Member of Legislative Council Andhra Pradesh
- Incumbent
- Assumed office 30 March 2025
- Preceded by: I. Venkateswara Rao
- Constituency: East Godavari-West Godavari Graduates Constituency

Personal details
- Born: Kakinada, Andhra Pradesh, India
- Party: Telugu Desam Party
- Profession: Politician

= Perabathula Rajasekharam =

Politician from Andhra Pradesh

Perabathula Rajasekharam (born 1972) is an Indian politician who is member of the Andhra Pradesh Legislative Council from East and West Godavari Graduates Constituency representing Telugu Desam Party.

==Political career==
Rajasekharam started his political career by joining in Telugu Desam in 1998 and was elected as Mandal Praja Parishad president in 2006 and as a ZPTC in 2014. He aspired for the TDP ticket from Kakinada Rural constituency in the 2024 Assembly Elections, but the seat went to TDP’s alliance partner Jana Sena.

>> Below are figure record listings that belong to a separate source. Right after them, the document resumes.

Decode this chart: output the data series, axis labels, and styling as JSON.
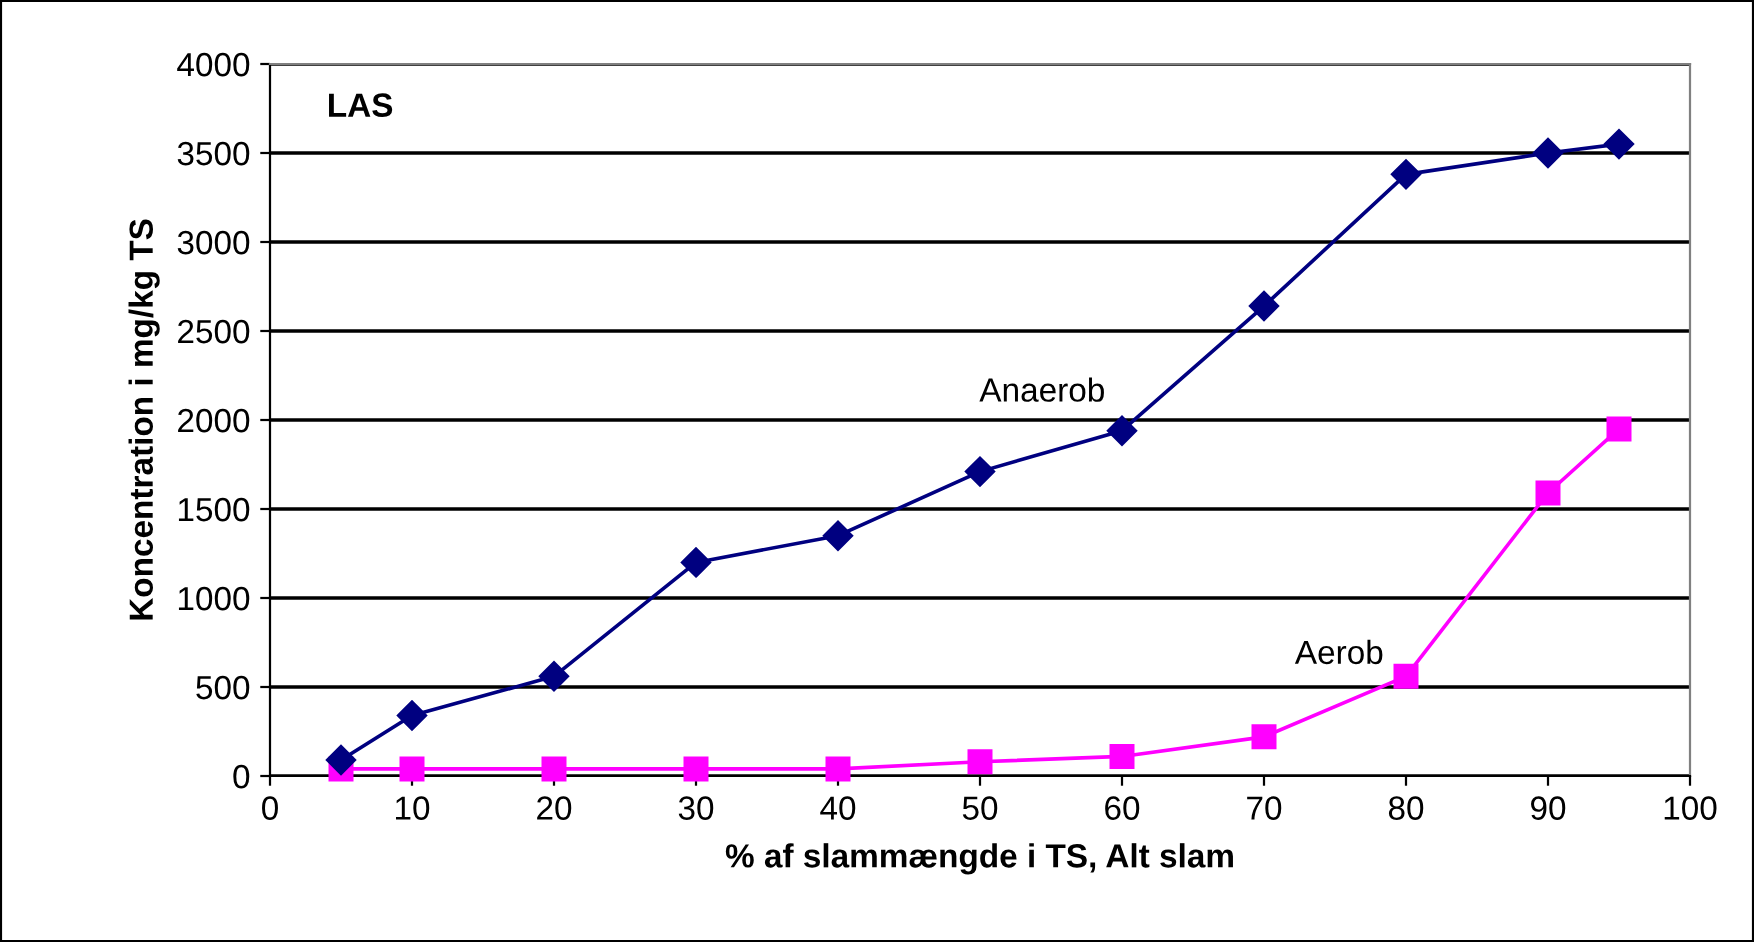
{
  "chart_data": {
    "type": "line",
    "title": "LAS",
    "xlabel": "% af slammængde i TS, Alt slam",
    "ylabel": "Koncentration i mg/kg TS",
    "x": [
      5,
      10,
      20,
      30,
      40,
      50,
      60,
      70,
      80,
      90,
      95
    ],
    "series": [
      {
        "name": "Anaerob",
        "color": "#000080",
        "marker": "diamond",
        "values": [
          90,
          340,
          560,
          1200,
          1350,
          1710,
          1940,
          2640,
          3380,
          3500,
          3550
        ]
      },
      {
        "name": "Aerob",
        "color": "#ff00ff",
        "marker": "square",
        "values": [
          40,
          40,
          40,
          40,
          40,
          80,
          110,
          220,
          560,
          1590,
          1950
        ]
      }
    ],
    "xlim": [
      0,
      100
    ],
    "xticks": [
      0,
      10,
      20,
      30,
      40,
      50,
      60,
      70,
      80,
      90,
      100
    ],
    "ylim": [
      0,
      4000
    ],
    "yticks": [
      0,
      500,
      1000,
      1500,
      2000,
      2500,
      3000,
      3500,
      4000
    ],
    "grid": "y",
    "legend": false
  }
}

Perabathula Rajasekhar was named as Telugu Desam Party’s candidate for East and West Godavari districts Graduates’ constituency in November 2024. Elections were held on 27 February 2025 and the votes were counted on 5 March 2025 where he defeated his nearest rival PDF candidate DV Raghavulu with a majority of 77,460 votes. Rajasekhar secured 1,12,331 votes, DV Raghavulu with 47,241 votes.